We found that the abundance of bacteria did not correlate with that of AOB, unlike the abundances of total archaea and AOA. The very low abundance of AOB compared to total bacteria as obtained by qPCR may justify this lack of correlation. However, bacterial abundances determined by qPCR could be slightly biased since the numbers of ribosomes can vary among bacteria. Furthermore, the Illumina MiSeq detected shallow AOB amoA sequence reads. Only 24.59% of the filtered AOB amoA reads could merge, and more than half of the merged OTU were unclassified. Also, the sequence similarity between the identified OTU and reference AOB amoA genes varied between 75 and 100%. Each molecular method may come alone with a bias, and we cannot rule out that our AOB community composition may have been influenced by the PCR conditions or the set of primer used. However, some studies that have used the same AOB primer set (Meinhardt et al. 2015; Gao et al. 2016) have previously reported a high recovery of soil AOB composition, including clearly identified Beta-Proteobacterial genera harboring the amoA gene.
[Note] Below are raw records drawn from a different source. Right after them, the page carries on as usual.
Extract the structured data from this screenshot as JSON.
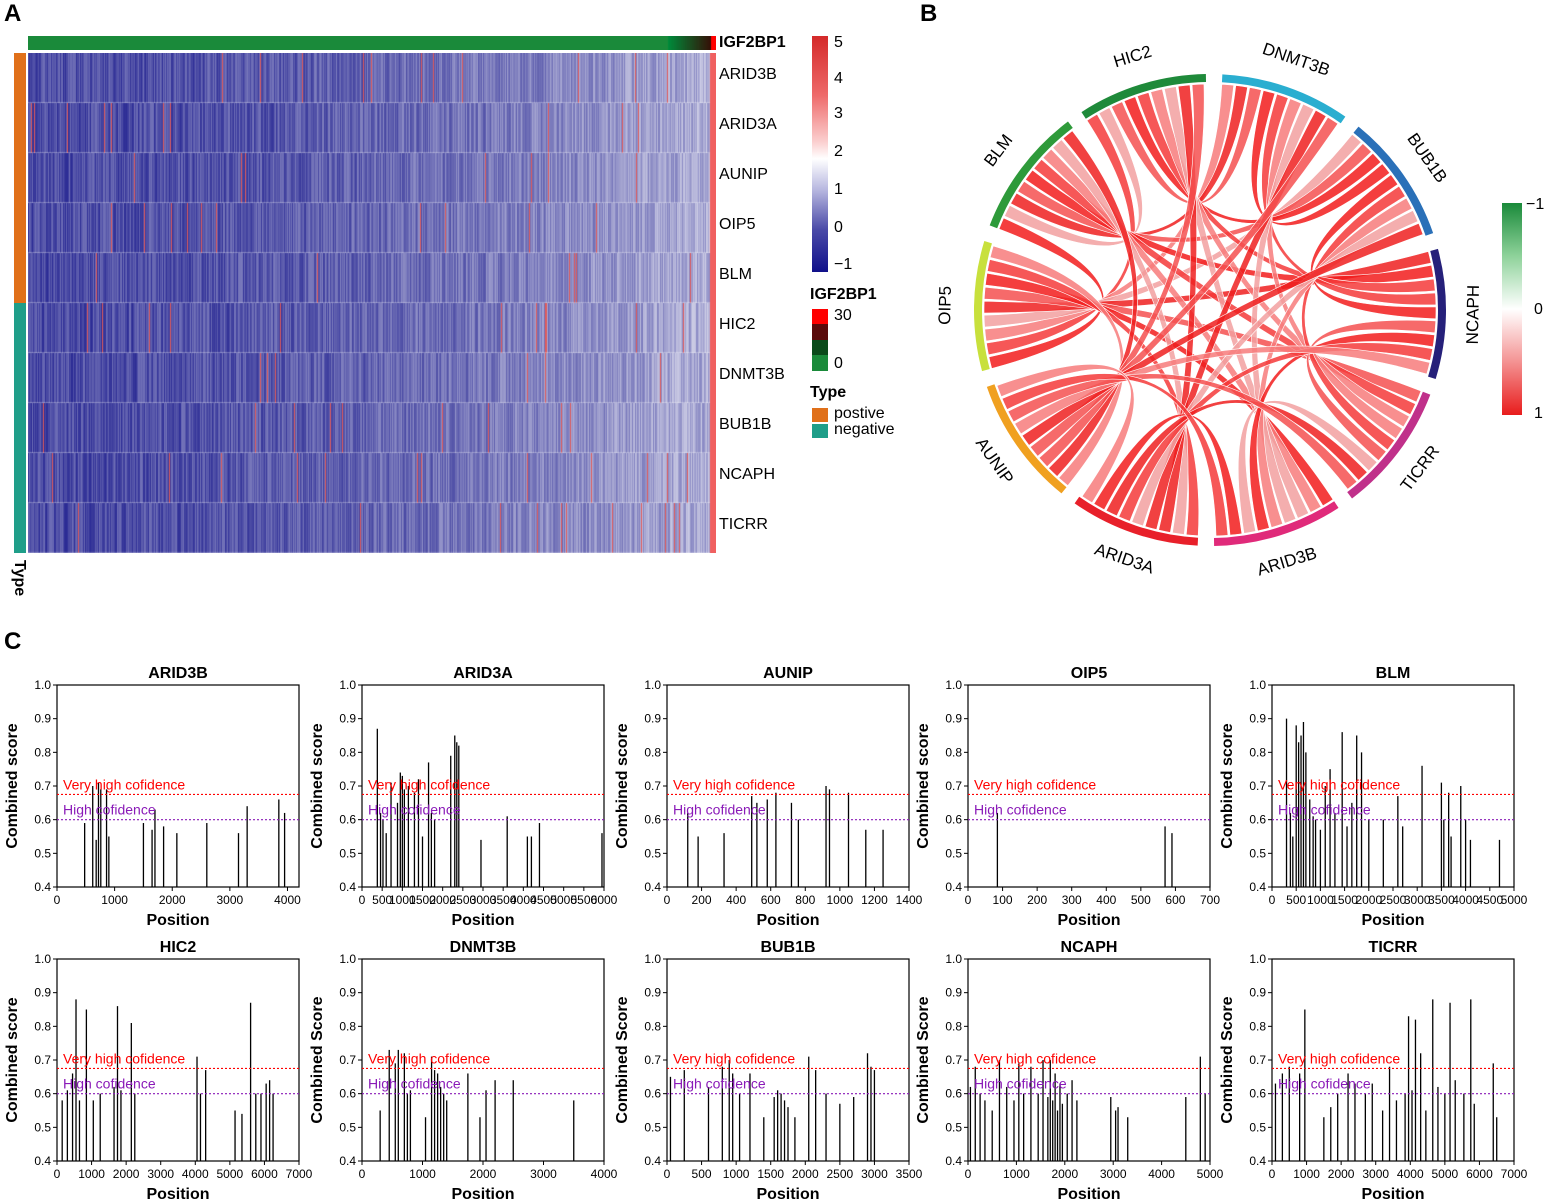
{
  "panels": {
    "a": "A",
    "b": "B",
    "c": "C"
  },
  "heatmap": {
    "top_annotation": "IGF2BP1",
    "genes": [
      "ARID3B",
      "ARID3A",
      "AUNIP",
      "OIP5",
      "BLM",
      "HIC2",
      "DNMT3B",
      "BUB1B",
      "NCAPH",
      "TICRR"
    ],
    "gene_types": [
      "postive",
      "postive",
      "postive",
      "postive",
      "postive",
      "negative",
      "negative",
      "negative",
      "negative",
      "negative"
    ],
    "type_axis_label": "Type",
    "scale_ticks": [
      "5",
      "4",
      "3",
      "2",
      "1",
      "0",
      "−1"
    ],
    "igf_legend_title": "IGF2BP1",
    "igf_legend_ticks": [
      "30",
      "0"
    ],
    "type_legend_title": "Type",
    "type_legend_items": [
      "postive",
      "negative"
    ],
    "colors": {
      "low": "#1a1a8c",
      "mid": "#ffffff",
      "high": "#e03030",
      "green": "#1a8a3a",
      "orange": "#e0701a",
      "teal": "#1f9e89",
      "black": "#000000",
      "red": "#ff0000"
    }
  },
  "chord": {
    "sectors": [
      {
        "name": "OIP5",
        "color": "#c8e03c"
      },
      {
        "name": "BLM",
        "color": "#2e9a3a"
      },
      {
        "name": "HIC2",
        "color": "#1f8a3a"
      },
      {
        "name": "DNMT3B",
        "color": "#2aaed0"
      },
      {
        "name": "BUB1B",
        "color": "#2a70b8"
      },
      {
        "name": "NCAPH",
        "color": "#26207a"
      },
      {
        "name": "TICRR",
        "color": "#c0308a"
      },
      {
        "name": "ARID3B",
        "color": "#e02a7a"
      },
      {
        "name": "ARID3A",
        "color": "#e8202a"
      },
      {
        "name": "AUNIP",
        "color": "#f0a020"
      }
    ],
    "legend_ticks": [
      "−1",
      "0",
      "1"
    ]
  },
  "chart_data": [
    {
      "type": "bar",
      "title": "ARID3B",
      "xlabel": "Position",
      "ylabel": "Combined score",
      "xlim": [
        0,
        4200
      ],
      "ylim": [
        0.4,
        1.0
      ],
      "xticks": [
        "0",
        "1000",
        "2000",
        "3000",
        "4000"
      ],
      "yticks": [
        "0.4",
        "0.5",
        "0.6",
        "0.7",
        "0.8",
        "0.9",
        "1.0"
      ],
      "thresholds": [
        {
          "label": "Very high cofidence",
          "value": 0.675,
          "color": "#ff0000"
        },
        {
          "label": "High cofidence",
          "value": 0.6,
          "color": "#8a1ab8"
        }
      ],
      "x": [
        480,
        620,
        680,
        720,
        760,
        860,
        900,
        1500,
        1650,
        1700,
        1850,
        2080,
        2600,
        3150,
        3300,
        3850,
        3950
      ],
      "values": [
        0.59,
        0.7,
        0.54,
        0.71,
        0.69,
        0.69,
        0.55,
        0.59,
        0.57,
        0.63,
        0.58,
        0.56,
        0.59,
        0.56,
        0.64,
        0.66,
        0.62
      ]
    },
    {
      "type": "bar",
      "title": "ARID3A",
      "xlabel": "Position",
      "ylabel": "Combined score",
      "xlim": [
        0,
        6000
      ],
      "ylim": [
        0.4,
        1.0
      ],
      "xticks": [
        "0",
        "500",
        "1000",
        "1500",
        "2000",
        "2500",
        "3000",
        "3500",
        "4000",
        "4500",
        "5000",
        "5500",
        "6000"
      ],
      "yticks": [
        "0.4",
        "0.5",
        "0.6",
        "0.7",
        "0.8",
        "0.9",
        "1.0"
      ],
      "thresholds": [
        {
          "label": "Very high cofidence",
          "value": 0.675,
          "color": "#ff0000"
        },
        {
          "label": "High cofidence",
          "value": 0.6,
          "color": "#8a1ab8"
        }
      ],
      "x": [
        380,
        460,
        520,
        600,
        720,
        880,
        950,
        1000,
        1050,
        1150,
        1300,
        1400,
        1500,
        1650,
        1720,
        1800,
        2200,
        2300,
        2350,
        2400,
        2950,
        3600,
        4100,
        4200,
        4400,
        5950
      ],
      "values": [
        0.87,
        0.62,
        0.6,
        0.56,
        0.71,
        0.65,
        0.74,
        0.73,
        0.69,
        0.7,
        0.68,
        0.72,
        0.55,
        0.77,
        0.62,
        0.6,
        0.79,
        0.85,
        0.83,
        0.82,
        0.54,
        0.61,
        0.55,
        0.55,
        0.59,
        0.56
      ]
    },
    {
      "type": "bar",
      "title": "AUNIP",
      "xlabel": "Position",
      "ylabel": "Combined score",
      "xlim": [
        0,
        1400
      ],
      "ylim": [
        0.4,
        1.0
      ],
      "xticks": [
        "0",
        "200",
        "400",
        "600",
        "800",
        "1000",
        "1200",
        "1400"
      ],
      "yticks": [
        "0.4",
        "0.5",
        "0.6",
        "0.7",
        "0.8",
        "0.9",
        "1.0"
      ],
      "thresholds": [
        {
          "label": "Very high cofidence",
          "value": 0.675,
          "color": "#ff0000"
        },
        {
          "label": "High cofidence",
          "value": 0.6,
          "color": "#8a1ab8"
        }
      ],
      "x": [
        120,
        180,
        330,
        490,
        520,
        580,
        630,
        720,
        760,
        920,
        940,
        1050,
        1150,
        1250
      ],
      "values": [
        0.62,
        0.55,
        0.56,
        0.67,
        0.65,
        0.66,
        0.68,
        0.65,
        0.6,
        0.7,
        0.69,
        0.68,
        0.57,
        0.57
      ]
    },
    {
      "type": "bar",
      "title": "OIP5",
      "xlabel": "Position",
      "ylabel": "Combined score",
      "xlim": [
        0,
        700
      ],
      "ylim": [
        0.4,
        1.0
      ],
      "xticks": [
        "0",
        "100",
        "200",
        "300",
        "400",
        "500",
        "600",
        "700"
      ],
      "yticks": [
        "0.4",
        "0.5",
        "0.6",
        "0.7",
        "0.8",
        "0.9",
        "1.0"
      ],
      "thresholds": [
        {
          "label": "Very high cofidence",
          "value": 0.675,
          "color": "#ff0000"
        },
        {
          "label": "High cofidence",
          "value": 0.6,
          "color": "#8a1ab8"
        }
      ],
      "x": [
        85,
        570,
        590
      ],
      "values": [
        0.62,
        0.58,
        0.56
      ]
    },
    {
      "type": "bar",
      "title": "BLM",
      "xlabel": "Position",
      "ylabel": "Combined score",
      "xlim": [
        0,
        5000
      ],
      "ylim": [
        0.4,
        1.0
      ],
      "xticks": [
        "0",
        "500",
        "1000",
        "1500",
        "2000",
        "2500",
        "3000",
        "3500",
        "4000",
        "4500",
        "5000"
      ],
      "yticks": [
        "0.4",
        "0.5",
        "0.6",
        "0.7",
        "0.8",
        "0.9",
        "1.0"
      ],
      "thresholds": [
        {
          "label": "Very high cofidence",
          "value": 0.675,
          "color": "#ff0000"
        },
        {
          "label": "High cofidence",
          "value": 0.6,
          "color": "#8a1ab8"
        }
      ],
      "x": [
        300,
        380,
        430,
        500,
        550,
        600,
        650,
        700,
        780,
        850,
        900,
        1000,
        1100,
        1200,
        1300,
        1450,
        1550,
        1650,
        1750,
        1850,
        2000,
        2300,
        2600,
        2700,
        3100,
        3500,
        3550,
        3650,
        3700,
        3900,
        4000,
        4100,
        4700
      ],
      "values": [
        0.9,
        0.62,
        0.55,
        0.88,
        0.83,
        0.85,
        0.89,
        0.8,
        0.66,
        0.61,
        0.6,
        0.57,
        0.7,
        0.75,
        0.62,
        0.86,
        0.58,
        0.65,
        0.85,
        0.8,
        0.6,
        0.6,
        0.67,
        0.58,
        0.76,
        0.71,
        0.6,
        0.68,
        0.55,
        0.7,
        0.6,
        0.54,
        0.54
      ]
    },
    {
      "type": "bar",
      "title": "HIC2",
      "xlabel": "Position",
      "ylabel": "Combined score",
      "xlim": [
        0,
        7000
      ],
      "ylim": [
        0.4,
        1.0
      ],
      "xticks": [
        "0",
        "1000",
        "2000",
        "3000",
        "4000",
        "5000",
        "6000",
        "7000"
      ],
      "yticks": [
        "0.4",
        "0.5",
        "0.6",
        "0.7",
        "0.8",
        "0.9",
        "1.0"
      ],
      "thresholds": [
        {
          "label": "Very high cofidence",
          "value": 0.675,
          "color": "#ff0000"
        },
        {
          "label": "High cofidence",
          "value": 0.6,
          "color": "#8a1ab8"
        }
      ],
      "x": [
        150,
        300,
        450,
        550,
        650,
        850,
        1050,
        1250,
        1650,
        1750,
        1850,
        2150,
        2250,
        4050,
        4150,
        4300,
        5150,
        5350,
        5600,
        5750,
        5900,
        6050,
        6150,
        6250
      ],
      "values": [
        0.58,
        0.61,
        0.66,
        0.88,
        0.58,
        0.85,
        0.58,
        0.6,
        0.62,
        0.86,
        0.61,
        0.81,
        0.6,
        0.71,
        0.6,
        0.67,
        0.55,
        0.54,
        0.87,
        0.6,
        0.6,
        0.63,
        0.64,
        0.6
      ]
    },
    {
      "type": "bar",
      "title": "DNMT3B",
      "xlabel": "Position",
      "ylabel": "Combined Score",
      "xlim": [
        0,
        4000
      ],
      "ylim": [
        0.4,
        1.0
      ],
      "xticks": [
        "0",
        "1000",
        "2000",
        "3000",
        "4000"
      ],
      "yticks": [
        "0.4",
        "0.5",
        "0.6",
        "0.7",
        "0.8",
        "0.9",
        "1.0"
      ],
      "thresholds": [
        {
          "label": "Very high cofidence",
          "value": 0.675,
          "color": "#ff0000"
        },
        {
          "label": "High cofidence",
          "value": 0.6,
          "color": "#8a1ab8"
        }
      ],
      "x": [
        300,
        450,
        550,
        600,
        700,
        750,
        800,
        1050,
        1150,
        1200,
        1250,
        1300,
        1350,
        1400,
        1750,
        1950,
        2050,
        2200,
        2500,
        3500
      ],
      "values": [
        0.55,
        0.73,
        0.69,
        0.73,
        0.72,
        0.6,
        0.61,
        0.53,
        0.71,
        0.67,
        0.66,
        0.62,
        0.6,
        0.58,
        0.66,
        0.53,
        0.61,
        0.64,
        0.64,
        0.58
      ]
    },
    {
      "type": "bar",
      "title": "BUB1B",
      "xlabel": "Position",
      "ylabel": "Combined Score",
      "xlim": [
        0,
        3500
      ],
      "ylim": [
        0.4,
        1.0
      ],
      "xticks": [
        "0",
        "500",
        "1000",
        "1500",
        "2000",
        "2500",
        "3000",
        "3500"
      ],
      "yticks": [
        "0.4",
        "0.5",
        "0.6",
        "0.7",
        "0.8",
        "0.9",
        "1.0"
      ],
      "thresholds": [
        {
          "label": "Very high cofidence",
          "value": 0.675,
          "color": "#ff0000"
        },
        {
          "label": "High cofidence",
          "value": 0.6,
          "color": "#8a1ab8"
        }
      ],
      "x": [
        50,
        250,
        600,
        800,
        900,
        950,
        1050,
        1200,
        1400,
        1550,
        1600,
        1650,
        1700,
        1750,
        1850,
        2050,
        2150,
        2300,
        2500,
        2700,
        2900,
        2950,
        3000
      ],
      "values": [
        0.65,
        0.67,
        0.62,
        0.68,
        0.7,
        0.66,
        0.6,
        0.66,
        0.53,
        0.59,
        0.61,
        0.6,
        0.58,
        0.56,
        0.53,
        0.71,
        0.67,
        0.6,
        0.57,
        0.59,
        0.72,
        0.68,
        0.67
      ]
    },
    {
      "type": "bar",
      "title": "NCAPH",
      "xlabel": "Position",
      "ylabel": "Combined Score",
      "xlim": [
        0,
        5000
      ],
      "ylim": [
        0.4,
        1.0
      ],
      "xticks": [
        "0",
        "1000",
        "2000",
        "3000",
        "4000",
        "5000"
      ],
      "yticks": [
        "0.4",
        "0.5",
        "0.6",
        "0.7",
        "0.8",
        "0.9",
        "1.0"
      ],
      "thresholds": [
        {
          "label": "Very high cofidence",
          "value": 0.675,
          "color": "#ff0000"
        },
        {
          "label": "High cofidence",
          "value": 0.6,
          "color": "#8a1ab8"
        }
      ],
      "x": [
        50,
        150,
        250,
        350,
        500,
        650,
        800,
        950,
        1050,
        1150,
        1300,
        1450,
        1550,
        1650,
        1700,
        1750,
        1800,
        1850,
        1900,
        1950,
        2050,
        2150,
        2250,
        2950,
        3050,
        3100,
        3300,
        4500,
        4800,
        4900
      ],
      "values": [
        0.62,
        0.68,
        0.6,
        0.58,
        0.55,
        0.7,
        0.62,
        0.58,
        0.69,
        0.6,
        0.68,
        0.6,
        0.7,
        0.59,
        0.7,
        0.58,
        0.66,
        0.55,
        0.63,
        0.57,
        0.6,
        0.64,
        0.58,
        0.59,
        0.55,
        0.56,
        0.53,
        0.59,
        0.71,
        0.6
      ]
    },
    {
      "type": "bar",
      "title": "TICRR",
      "xlabel": "Position",
      "ylabel": "Combined Score",
      "xlim": [
        0,
        7000
      ],
      "ylim": [
        0.4,
        1.0
      ],
      "xticks": [
        "0",
        "1000",
        "2000",
        "3000",
        "4000",
        "5000",
        "6000",
        "7000"
      ],
      "yticks": [
        "0.4",
        "0.5",
        "0.6",
        "0.7",
        "0.8",
        "0.9",
        "1.0"
      ],
      "thresholds": [
        {
          "label": "Very high cofidence",
          "value": 0.675,
          "color": "#ff0000"
        },
        {
          "label": "High cofidence",
          "value": 0.6,
          "color": "#8a1ab8"
        }
      ],
      "x": [
        100,
        300,
        500,
        800,
        950,
        1500,
        1700,
        1900,
        2200,
        2400,
        2700,
        2900,
        3200,
        3400,
        3600,
        3850,
        3950,
        4050,
        4150,
        4300,
        4450,
        4650,
        4800,
        5000,
        5150,
        5300,
        5550,
        5750,
        5850,
        6400,
        6500
      ],
      "values": [
        0.63,
        0.66,
        0.68,
        0.66,
        0.85,
        0.53,
        0.56,
        0.6,
        0.66,
        0.63,
        0.6,
        0.63,
        0.55,
        0.68,
        0.58,
        0.6,
        0.83,
        0.61,
        0.82,
        0.72,
        0.55,
        0.88,
        0.62,
        0.6,
        0.87,
        0.64,
        0.6,
        0.88,
        0.57,
        0.69,
        0.53
      ]
    }
  ]
}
In the present study, the sorghum genetic stock IS20205 which releases higher amounts of sorgoleone per gram of dry root showed lower diversity and less abundance of AOA in its rhizosphere than in the rhizosphere soils of the other two lines. This sorghum line developed higher root and shoot biomass compared to the medium sorgoleone-producing line IS32234 and the lower sorgoleone-producing line 296B in the early growth stage when no or little amount of N as 20 N was applied. During this period where soil N was low, the better nitrification control by IS20205 may have provided the plant with more exchangeable NH4+-N for uptake and its higher roots may allow a more efficient uptake of the formed NO3-N compared to the 2 other genetic stocks. Consequently, better uptake could lower the nutrient content in the rhizosphere of IS20205 (Table 2), thus leading to higher root development. At 2.3 months, IS20205 and IS32234 showed similar root and shoot biomass, which was significantly higher than that of 296B. The high and medium sorgoleone-producing lines may absorb soil nutrients similarily during the later growth stage. Therefore, the differences observed in potential nitrification rates and the composition of nitrifiers evidently arose from the difference in sorgoleone release. The positive effect of sorgoleone on nitrification inhibition and plant growth indicates that it does not induce the overall plant-microbial interactions negatively as it was observed in cucumber by the autotoxin metabolite p-Coumaric (Zhou et al. 2018).

Conclusion

To our knowledge, this is the first study investigating in detail the BNI function in sorghum as influenced by differences in sorgoleone release and environmental factors. It demonstrated that the concentration of sorgoleone released by sorghum roots is an active driver of soil nitrifier community composition and has a stronger influence on AOA. Sorghum plants that exude higher specific sorgoleone (μg g−1 dry root) exhibit more significant inhibition of the abundance of AOA amoA genes, slowing down soil nitrification and indirectly reducing the emission of nitrous oxide (N2O). Other environmental factors such as soil moisture, nutrient contents, and pH to a lower extent also influenced the AOA community composition and distribution, as well as that of total bacteria, total archaea, and AOB. The abundances of total bacteria, archaea, AOA, and AOB amoA genes also varied across soil depths and sorghum growth stages. Overall, the study showed that sorghum lines with higher sorgoleone-release potential have better control of soil nitrification, mainly by inhibiting the abundance of AOA amoA genes, and the subsequent biological nitrification inhibition contributed for better plant growth.